Выглядел он действительно неважно: кожа серая, взгляд тусклый, пустой. Впечатление, что того гляди сблюет. Таких Иванцов нагляделся в хосписе предостаточно. Особенно по выходным, когда, как правило, поступала очередная партия сырца. Сам под мозговую стерилизацию не попал, потому что его разрабатывали по учебной программе, но состояние "чистого листа" было ему хорошо знакомо. Сидящему перед ним человеку было не просто плохо, ему было - никак. Кто не испытал этого "никак" на себе, тот все равно не поймет. Жутковатая, противоестественная штука. Не умер и не живой - вот что это такое. А человеку свойственно все же прислоняться к одному краю. Однако характерная для россиянина мысль о том, что горящие трубя можно затушить с помощью зелья, свидетельствовала, что двойник не погрузился в полную апатию. Для начала Иванцов запустил простейший тест, чтобы проверить умственный потенциал двойника, который, кстати, даже в таком удрученном виде, Надин права, смахивал на настоящего Громяку. Если представить, что он хряпнул водки и, размахивая руками и гримасничая, вылез на трибуну ораторствовать, - получится точная копия.
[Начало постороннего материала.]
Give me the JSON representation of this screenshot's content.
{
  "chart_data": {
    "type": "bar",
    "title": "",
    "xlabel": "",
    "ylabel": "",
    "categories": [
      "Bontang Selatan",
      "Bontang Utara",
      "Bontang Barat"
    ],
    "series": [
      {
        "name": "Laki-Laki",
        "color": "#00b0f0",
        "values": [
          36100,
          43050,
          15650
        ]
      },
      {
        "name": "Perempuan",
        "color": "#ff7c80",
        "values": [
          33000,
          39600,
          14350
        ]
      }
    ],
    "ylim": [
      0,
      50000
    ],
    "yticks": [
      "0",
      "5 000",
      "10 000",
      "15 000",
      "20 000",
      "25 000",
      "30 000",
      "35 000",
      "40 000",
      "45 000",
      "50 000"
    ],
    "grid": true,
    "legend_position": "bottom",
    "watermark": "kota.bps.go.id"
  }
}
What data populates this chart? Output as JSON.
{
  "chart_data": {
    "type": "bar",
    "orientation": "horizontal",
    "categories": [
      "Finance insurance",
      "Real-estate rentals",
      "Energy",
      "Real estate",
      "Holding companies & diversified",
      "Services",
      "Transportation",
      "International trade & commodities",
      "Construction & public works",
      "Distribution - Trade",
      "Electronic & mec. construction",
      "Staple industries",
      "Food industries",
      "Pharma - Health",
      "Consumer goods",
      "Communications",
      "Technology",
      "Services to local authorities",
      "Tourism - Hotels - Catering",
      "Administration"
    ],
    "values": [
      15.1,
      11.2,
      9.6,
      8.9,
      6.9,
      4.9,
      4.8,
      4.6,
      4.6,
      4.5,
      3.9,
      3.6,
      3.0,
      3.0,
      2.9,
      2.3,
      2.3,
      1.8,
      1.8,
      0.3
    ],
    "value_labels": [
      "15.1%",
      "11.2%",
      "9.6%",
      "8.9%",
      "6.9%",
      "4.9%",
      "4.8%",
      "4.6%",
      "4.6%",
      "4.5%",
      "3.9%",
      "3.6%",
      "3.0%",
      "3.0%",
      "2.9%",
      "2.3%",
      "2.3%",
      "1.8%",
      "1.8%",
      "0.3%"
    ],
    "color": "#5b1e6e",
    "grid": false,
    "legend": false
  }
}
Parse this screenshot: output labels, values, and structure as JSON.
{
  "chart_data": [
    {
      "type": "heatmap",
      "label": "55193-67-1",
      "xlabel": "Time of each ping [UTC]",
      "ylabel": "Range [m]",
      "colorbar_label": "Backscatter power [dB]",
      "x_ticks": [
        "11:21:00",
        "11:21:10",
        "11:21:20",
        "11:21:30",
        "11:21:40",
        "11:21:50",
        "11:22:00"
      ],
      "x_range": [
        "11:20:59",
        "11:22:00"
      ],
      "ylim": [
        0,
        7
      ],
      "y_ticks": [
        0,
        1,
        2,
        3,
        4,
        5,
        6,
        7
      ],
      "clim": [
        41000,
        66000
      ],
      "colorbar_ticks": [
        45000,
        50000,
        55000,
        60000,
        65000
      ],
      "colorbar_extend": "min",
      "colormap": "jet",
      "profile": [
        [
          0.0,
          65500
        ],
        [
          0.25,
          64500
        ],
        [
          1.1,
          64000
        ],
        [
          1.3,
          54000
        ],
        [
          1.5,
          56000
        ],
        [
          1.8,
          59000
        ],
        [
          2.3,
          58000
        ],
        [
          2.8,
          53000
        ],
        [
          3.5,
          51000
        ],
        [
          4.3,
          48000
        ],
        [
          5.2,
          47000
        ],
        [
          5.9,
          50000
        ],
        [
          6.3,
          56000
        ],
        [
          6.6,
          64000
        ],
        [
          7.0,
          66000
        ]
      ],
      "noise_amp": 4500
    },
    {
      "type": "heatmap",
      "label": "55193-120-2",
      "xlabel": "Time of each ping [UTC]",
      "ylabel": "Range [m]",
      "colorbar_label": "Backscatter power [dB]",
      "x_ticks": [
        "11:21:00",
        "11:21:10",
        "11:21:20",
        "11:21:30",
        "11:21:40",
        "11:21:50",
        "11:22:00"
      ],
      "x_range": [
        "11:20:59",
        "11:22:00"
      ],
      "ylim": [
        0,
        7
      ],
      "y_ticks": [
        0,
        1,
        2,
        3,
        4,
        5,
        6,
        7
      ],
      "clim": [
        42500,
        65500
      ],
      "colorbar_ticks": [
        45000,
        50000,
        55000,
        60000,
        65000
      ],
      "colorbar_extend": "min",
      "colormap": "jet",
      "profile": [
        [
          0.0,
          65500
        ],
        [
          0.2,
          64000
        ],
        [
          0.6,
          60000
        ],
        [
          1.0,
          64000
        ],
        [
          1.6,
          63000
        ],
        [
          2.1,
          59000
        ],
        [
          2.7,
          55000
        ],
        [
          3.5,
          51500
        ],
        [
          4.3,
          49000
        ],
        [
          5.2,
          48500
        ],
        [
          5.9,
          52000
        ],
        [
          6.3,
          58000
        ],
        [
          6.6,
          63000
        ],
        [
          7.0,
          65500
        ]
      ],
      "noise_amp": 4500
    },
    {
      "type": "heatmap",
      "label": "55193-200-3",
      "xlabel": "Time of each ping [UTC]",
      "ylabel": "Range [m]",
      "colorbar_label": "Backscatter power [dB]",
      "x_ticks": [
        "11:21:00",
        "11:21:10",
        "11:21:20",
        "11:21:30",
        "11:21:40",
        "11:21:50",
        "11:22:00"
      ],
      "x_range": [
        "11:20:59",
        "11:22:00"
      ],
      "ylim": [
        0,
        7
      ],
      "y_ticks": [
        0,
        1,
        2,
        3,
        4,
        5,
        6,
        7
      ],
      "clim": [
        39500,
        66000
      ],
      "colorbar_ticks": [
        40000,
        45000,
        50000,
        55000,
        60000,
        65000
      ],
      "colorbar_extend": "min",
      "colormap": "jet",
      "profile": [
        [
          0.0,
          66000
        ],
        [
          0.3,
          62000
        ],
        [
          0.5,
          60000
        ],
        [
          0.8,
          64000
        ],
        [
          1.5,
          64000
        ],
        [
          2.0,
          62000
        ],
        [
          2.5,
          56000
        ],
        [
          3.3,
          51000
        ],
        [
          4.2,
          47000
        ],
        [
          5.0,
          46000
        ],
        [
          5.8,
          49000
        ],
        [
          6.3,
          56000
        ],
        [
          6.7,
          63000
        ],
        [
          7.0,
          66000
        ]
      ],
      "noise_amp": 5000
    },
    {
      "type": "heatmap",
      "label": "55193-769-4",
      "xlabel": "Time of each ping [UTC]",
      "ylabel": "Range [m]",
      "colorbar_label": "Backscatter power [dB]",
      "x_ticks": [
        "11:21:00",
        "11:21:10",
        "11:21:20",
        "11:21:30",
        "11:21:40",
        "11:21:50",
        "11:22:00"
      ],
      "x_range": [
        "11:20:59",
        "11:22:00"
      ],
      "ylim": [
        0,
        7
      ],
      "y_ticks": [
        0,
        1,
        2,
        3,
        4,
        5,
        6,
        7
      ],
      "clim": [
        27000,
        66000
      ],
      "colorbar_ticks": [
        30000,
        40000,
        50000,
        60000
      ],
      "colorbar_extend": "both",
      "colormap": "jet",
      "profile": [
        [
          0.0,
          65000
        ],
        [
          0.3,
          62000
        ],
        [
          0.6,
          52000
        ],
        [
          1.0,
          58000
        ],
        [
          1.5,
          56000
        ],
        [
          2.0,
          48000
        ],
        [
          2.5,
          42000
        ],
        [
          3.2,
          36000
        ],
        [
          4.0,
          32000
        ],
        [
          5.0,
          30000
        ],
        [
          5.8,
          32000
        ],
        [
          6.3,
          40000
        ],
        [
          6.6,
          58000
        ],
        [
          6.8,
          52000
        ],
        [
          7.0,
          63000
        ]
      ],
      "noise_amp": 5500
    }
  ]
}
Иванцов набросал на бумаге разноцветными фломастерами несколько геометрических фигур и спрашивал, тыкая пальцем:
- Это что? А это? А это?
Из всех фигур двойник определил две: треугольник и круг, а из всех цветов различал только красный. Даже зеленый ромб у него тоже оказался красным. Вывод: деградация, близкая к абсолюту, к усредненной россиянской массе, но нельзя исключить и симуляцию, в которой кто-кто, а сам Иванцов достаточно поднаторел.